Sanayi üretiminde yakalanan ivmenin ve istihdamdaki artış trendinin sürdürülmesi açısından finansal koşulların destekleyici olmasının deprem sonrası daha da önemli hale geldiği vurgulanan özette, şu değerlendirmelere yer verildi:
“Bu çerçevede Kurul, politika faizinin 50 baz puan düşürülmesine karar vermiştir. Kurul, bu ölçülü indirim sonrası para politikası duruşunun fiyat istikrarı ve finansal istikrarı koruyarak deprem sonrası gerekli toparlanmayı desteklemek için yeterli olduğu görüşündedir. Depremin 2023 yılının ilk yarısındaki etkileri yakından takip edilecektir. TCMB, fiyat istikrarının kalıcı ve sürdürülebilir bir şekilde kurumsallaşması için Liralaşma Stratejisi’ni tüm unsurlarıyla uygulayacaktır. Kurul, 2023 Yılı Para Politikası ve Liralaşma Stratejisi metninde belirttiği üzere, parasal aktarım mekanizmasının etkinliğini destekleyecek araçlarını kararlılıkla kullanmaya devam edecek ve fonlama kanalları başta olmak üzere tüm politika araç setini liralaşma hedefleriyle uyumlu hale getirecektir. Bu süreçte, politika araçlarının Türk lirası mevduat gelişiminin desteklenmesi, Açık Piyasa İşlemleri fonlamasının teminat yapısında Türk lirası cinsi varlıkların artırılması, fonlamanın kompozisyonunda para takası (swap) ağırlığının azaltılması ve döviz rezervlerinin güçlendirilmesi istikametinde geliştirilmesine odaklanılmaktadır.”
“Gerekli politika tedbirleri oluşturulmaya devam edilmektedir”
PPK Toplantı Özeti’nde, uzun vadeli, sabit getirili ve Türk lirası varlıklara talebin yükselerek getiri eğrisinin parasal aktarımın etkinliği yönündeki seyrinin yakından izlendiği belirtildi.

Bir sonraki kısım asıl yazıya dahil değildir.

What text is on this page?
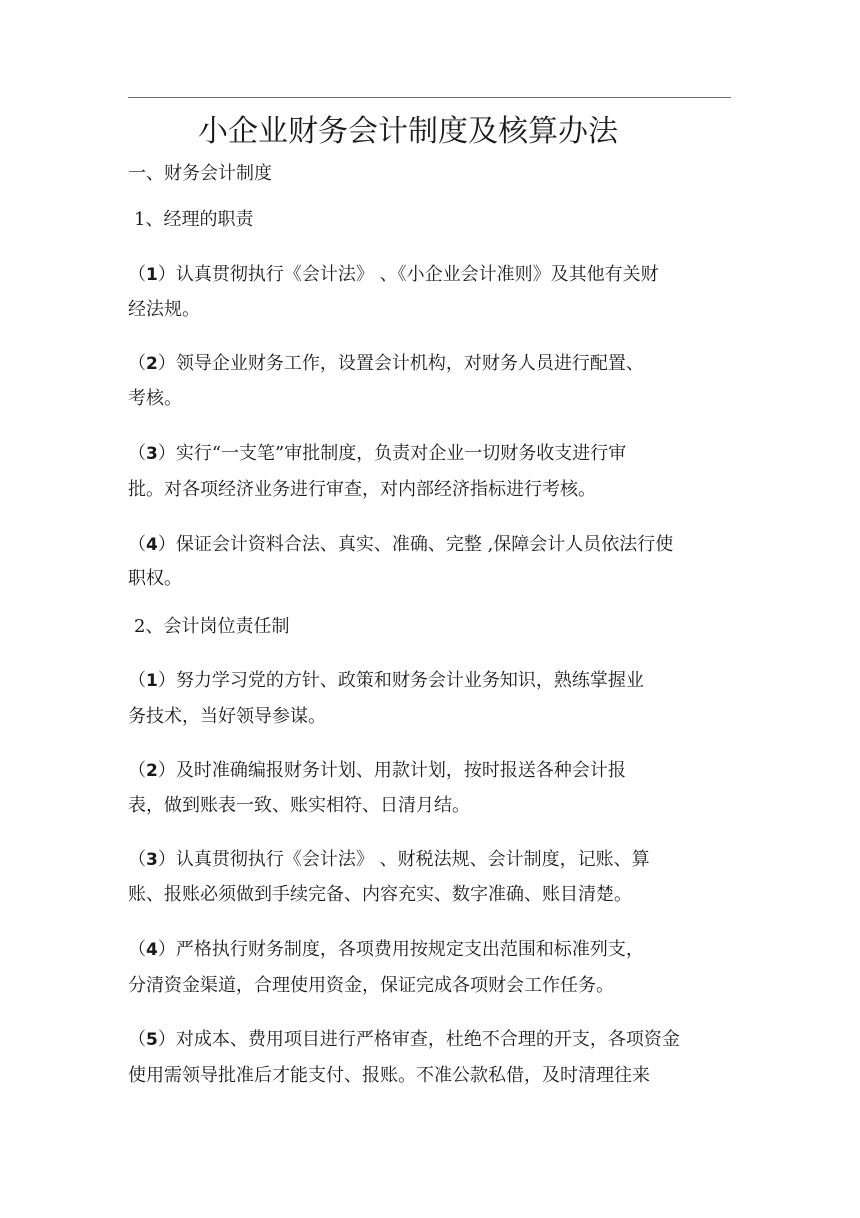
小企业财务会计制度及核算办法
一、财务会计制度
1、经理的职责
（1）认真贯彻执行《会计法》 、《小企业会计准则》及其他有关财
经法规。
（2）领导企业财务工作，设置会计机构，对财务人员进行配置、
考核。
（3）实行“一支笔”审批制度，负责对企业一切财务收支进行审
批。对各项经济业务进行审查，对内部经济指标进行考核。
（4）保证会计资料合法、真实、准确、完整 ,保障会计人员依法行使
职权。
2、会计岗位责任制
（1）努力学习党的方针、政策和财务会计业务知识，熟练掌握业
务技术，当好领导参谋。
（2）及时准确编报财务计划、用款计划，按时报送各种会计报
表，做到账表一致、账实相符、日清月结。
（3）认真贯彻执行《会计法》 、财税法规、会计制度，记账、算
账、报账必须做到手续完备、内容充实、数字准确、账目清楚。
（4）严格执行财务制度，各项费用按规定支出范围和标准列支，
分清资金渠道，合理使用资金，保证完成各项财会工作任务。
（5）对成本、费用项目进行严格审查，杜绝不合理的开支，各项资金
使用需领导批准后才能支付、报账。不准公款私借，及时清理往来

Kurul’un, kredilerin büyüme hızıyla birlikte hedefli alanlarda verimlilik kazanımları sağlayan kredilerin finansman maliyetlerinin de aktarımın korunmasını sağlayacak şekilde gelişimini gözeteceği bilgisi verilen özette, “Bu çerçevede, Türk lirası likiditesinde ve dağılımında yaşanan gelişmelerin mevduat ve kredi fiyatlamaları üzerindeki etkileri, döviz kurundaki gelişmelerin enflasyon üzerindeki etkileri, kur korumalı mevduat ürünlerine yönelik gelişmelerin ters para ikamesi, döviz piyasalarının derinliği ve istikrarı ile fiyat istikrarı üzerindeki etkileri analiz edilmekte ve gerekli politika tedbirleri oluşturulmaya devam edilmektedir.” denildi.
Özette, TCMB’nin fiyat istikrarı temel amacı doğrultusunda enflasyonda kalıcı düşüşe işaret eden güçlü göstergeler oluşana ve orta vadeli yüzde 5 hedefine ulaşıncaya kadar elindeki tüm araçları kararlılıkla kullanmaya devam edeceğine vurgu yapıldı.
Fiyatlar genel düzeyinde sağlanacak istikrarın, ülke risk primlerindeki düşüş, ters para ikamesinin ve döviz rezervlerindeki artış eğiliminin sürmesi ve finansman maliyetlerinin kalıcı olarak gerilemesi yoluyla makroekonomik istikrarı ve finansal istikrarı olumlu etkileyeceği dile getirilen özette, böylelikle yatırım, üretim ve istihdam artışının sağlıklı ve sürdürülebilir bir şekilde devamı için uygun zeminin oluşacağı ifade edildi.
Özette, kurulun, fiyat istikrarının sağlanması için, güçlü bir politika koordinasyonuyla tüm paydaşları içeren bütüncül bir makro politika bileşimi oluşturulmasını desteklediği, kararlarını şeffaf, öngörülebilir ve veri odaklı bir çerçevede almaya devam edeceği bildirildi.